Exploring early Acheulian technological decision-making: A controlled experimental approach to raw material selection for percussive artifacts in Melka Wakena, Ethiopia

In this paper we looked at how early hominins (tool‐making humans) at the site complex Melka Wakena in the Ethiopian highlands chose different stone materials for making percussive tools (like hammerstones). We gathered stone samples of different rock types found in that area. We measured their physical and engineering properties to see how the raw materials might differ in performance. We found measurable differences in the rock types, harder and denser rocks tended to show less volume loss (for example less damage) under the same experimental stress. For example, one rock (glassy ignimbrite) showed very low visible damage at macroscopic scale compared with others. It gives us concrete evidence that early humans weren’t just randomly picking stones; they may have been making informed decisions about which rocks to use for tools based on their likely durability and suitability for the task. This adds to our understanding of cognitive and technological behaviours in deep prehistory. Also, by establishing a baseline of raw material properties, we can later compare actual archaeological tools and see how performance and raw material choice relate.

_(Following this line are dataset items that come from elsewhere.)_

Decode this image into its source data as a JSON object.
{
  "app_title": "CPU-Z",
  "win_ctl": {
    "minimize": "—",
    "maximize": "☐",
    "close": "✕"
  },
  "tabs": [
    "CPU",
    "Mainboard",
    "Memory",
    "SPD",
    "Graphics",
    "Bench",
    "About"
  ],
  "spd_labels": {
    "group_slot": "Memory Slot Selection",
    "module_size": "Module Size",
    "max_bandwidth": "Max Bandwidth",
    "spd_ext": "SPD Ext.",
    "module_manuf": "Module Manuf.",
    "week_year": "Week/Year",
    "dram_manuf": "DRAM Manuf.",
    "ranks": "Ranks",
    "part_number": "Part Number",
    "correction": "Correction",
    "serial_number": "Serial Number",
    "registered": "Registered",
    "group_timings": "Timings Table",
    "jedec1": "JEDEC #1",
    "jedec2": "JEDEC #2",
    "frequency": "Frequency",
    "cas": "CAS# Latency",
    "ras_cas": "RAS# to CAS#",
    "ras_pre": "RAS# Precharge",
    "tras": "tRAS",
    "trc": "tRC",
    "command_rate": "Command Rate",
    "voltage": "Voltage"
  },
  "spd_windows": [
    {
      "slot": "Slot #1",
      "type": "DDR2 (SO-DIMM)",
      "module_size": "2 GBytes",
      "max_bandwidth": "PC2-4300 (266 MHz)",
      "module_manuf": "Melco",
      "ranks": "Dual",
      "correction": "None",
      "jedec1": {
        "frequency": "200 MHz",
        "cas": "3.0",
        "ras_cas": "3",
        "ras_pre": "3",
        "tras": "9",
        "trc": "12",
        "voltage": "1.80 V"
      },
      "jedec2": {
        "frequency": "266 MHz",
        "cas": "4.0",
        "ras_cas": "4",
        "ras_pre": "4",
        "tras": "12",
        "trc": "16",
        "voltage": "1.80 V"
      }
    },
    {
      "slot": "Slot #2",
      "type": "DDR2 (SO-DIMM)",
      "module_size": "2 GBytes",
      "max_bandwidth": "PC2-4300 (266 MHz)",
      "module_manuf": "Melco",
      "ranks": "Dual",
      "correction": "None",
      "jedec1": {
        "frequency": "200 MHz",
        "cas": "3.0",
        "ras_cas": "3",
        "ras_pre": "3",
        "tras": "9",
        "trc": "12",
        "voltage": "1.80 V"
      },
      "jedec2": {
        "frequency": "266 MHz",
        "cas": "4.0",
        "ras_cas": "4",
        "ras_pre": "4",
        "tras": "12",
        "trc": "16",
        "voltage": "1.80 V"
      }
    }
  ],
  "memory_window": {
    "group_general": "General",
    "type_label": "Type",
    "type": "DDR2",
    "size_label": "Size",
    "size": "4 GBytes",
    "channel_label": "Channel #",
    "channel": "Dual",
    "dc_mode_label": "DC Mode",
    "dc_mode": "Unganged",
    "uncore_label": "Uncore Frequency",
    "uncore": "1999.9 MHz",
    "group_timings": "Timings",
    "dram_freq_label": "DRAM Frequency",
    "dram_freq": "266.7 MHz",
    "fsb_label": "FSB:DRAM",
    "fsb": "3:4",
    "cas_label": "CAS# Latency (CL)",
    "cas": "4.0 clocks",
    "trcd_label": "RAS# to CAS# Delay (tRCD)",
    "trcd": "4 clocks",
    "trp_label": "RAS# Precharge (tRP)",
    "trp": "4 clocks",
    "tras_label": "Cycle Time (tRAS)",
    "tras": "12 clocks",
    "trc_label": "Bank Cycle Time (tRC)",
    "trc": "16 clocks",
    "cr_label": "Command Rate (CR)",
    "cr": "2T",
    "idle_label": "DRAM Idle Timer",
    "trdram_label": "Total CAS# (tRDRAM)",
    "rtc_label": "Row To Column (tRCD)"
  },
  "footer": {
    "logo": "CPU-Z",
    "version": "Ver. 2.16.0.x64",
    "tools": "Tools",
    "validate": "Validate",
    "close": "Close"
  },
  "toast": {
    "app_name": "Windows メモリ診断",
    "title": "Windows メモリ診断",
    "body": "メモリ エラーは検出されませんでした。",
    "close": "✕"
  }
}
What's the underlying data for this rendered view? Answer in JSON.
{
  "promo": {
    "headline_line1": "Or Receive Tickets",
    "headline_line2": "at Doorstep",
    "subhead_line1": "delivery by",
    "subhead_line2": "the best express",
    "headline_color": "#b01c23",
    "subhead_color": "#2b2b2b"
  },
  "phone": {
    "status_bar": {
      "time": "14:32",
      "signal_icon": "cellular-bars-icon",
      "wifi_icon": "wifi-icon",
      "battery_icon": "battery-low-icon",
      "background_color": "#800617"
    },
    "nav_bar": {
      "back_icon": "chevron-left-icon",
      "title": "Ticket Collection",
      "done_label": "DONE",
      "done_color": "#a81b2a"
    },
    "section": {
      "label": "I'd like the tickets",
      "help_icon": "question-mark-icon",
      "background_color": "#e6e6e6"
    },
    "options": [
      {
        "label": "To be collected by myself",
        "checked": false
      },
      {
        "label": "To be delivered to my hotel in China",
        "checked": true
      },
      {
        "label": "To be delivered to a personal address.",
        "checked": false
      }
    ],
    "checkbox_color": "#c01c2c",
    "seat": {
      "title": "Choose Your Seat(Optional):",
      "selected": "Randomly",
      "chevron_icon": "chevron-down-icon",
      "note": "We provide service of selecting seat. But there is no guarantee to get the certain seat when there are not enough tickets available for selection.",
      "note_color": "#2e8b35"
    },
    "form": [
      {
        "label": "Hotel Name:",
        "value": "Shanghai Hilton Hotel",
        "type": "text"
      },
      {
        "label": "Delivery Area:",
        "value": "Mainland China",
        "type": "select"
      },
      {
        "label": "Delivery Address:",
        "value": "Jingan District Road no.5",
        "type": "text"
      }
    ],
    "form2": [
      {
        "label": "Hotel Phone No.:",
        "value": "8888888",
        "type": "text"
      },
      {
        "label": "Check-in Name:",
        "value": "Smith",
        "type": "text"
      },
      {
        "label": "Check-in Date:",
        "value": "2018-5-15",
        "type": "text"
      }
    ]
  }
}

The dichotomy of human decision-making, An experimental assessment of stone tool efficiency

In this experiment we tested how different stone raw materials perform as tools—specifically looking at four types, flint, dacite, quartzite and obsidian. We cut into pinewood under identical conditions and measured two key things, how deep the tool edge cuts (effectiveness) and how much the edge wore down (durability). We also measured material‐properties like hardness and grain size to see how those link to performance. What we looked at, Does tool edge efficiency vary with raw material type? (Our null hypothesis was that it doesn’t.) Which materials cut the deepest and also resist wear the best? How do traditional categories of high quality vs low quality raw materials hold up when tested quantitatively under use? We found that the different raw materials behaved very differently, flint showed the highest overall performance (deep cuts and moderate wear). Quartzite, though often considered low quality performed surprisingly well once the initial edge fragmentation settled. Obsidian was brittle and wore fast; dacite had good early performance but then plateaued. Additionally, the classic fine‐grain vs coarse‐grain raw material classification (flint is fine, quartzite is coarse) is too simplistic, some coarse‐grained materials (like quartzite here) can be efficient tool materials under certain conditions. For archaeologists this study gives us experimental data that supports the idea that raw material choice was not random. People in the past likely made technological decisions based on performance of the tool‐materials, not just availability. It also suggests that when you see certain raw materials in the archaeological record, you might infer something about the tasks they were used for, the mobility or procurement strategies of tool‐makers, or even maintenance and resharpening practices.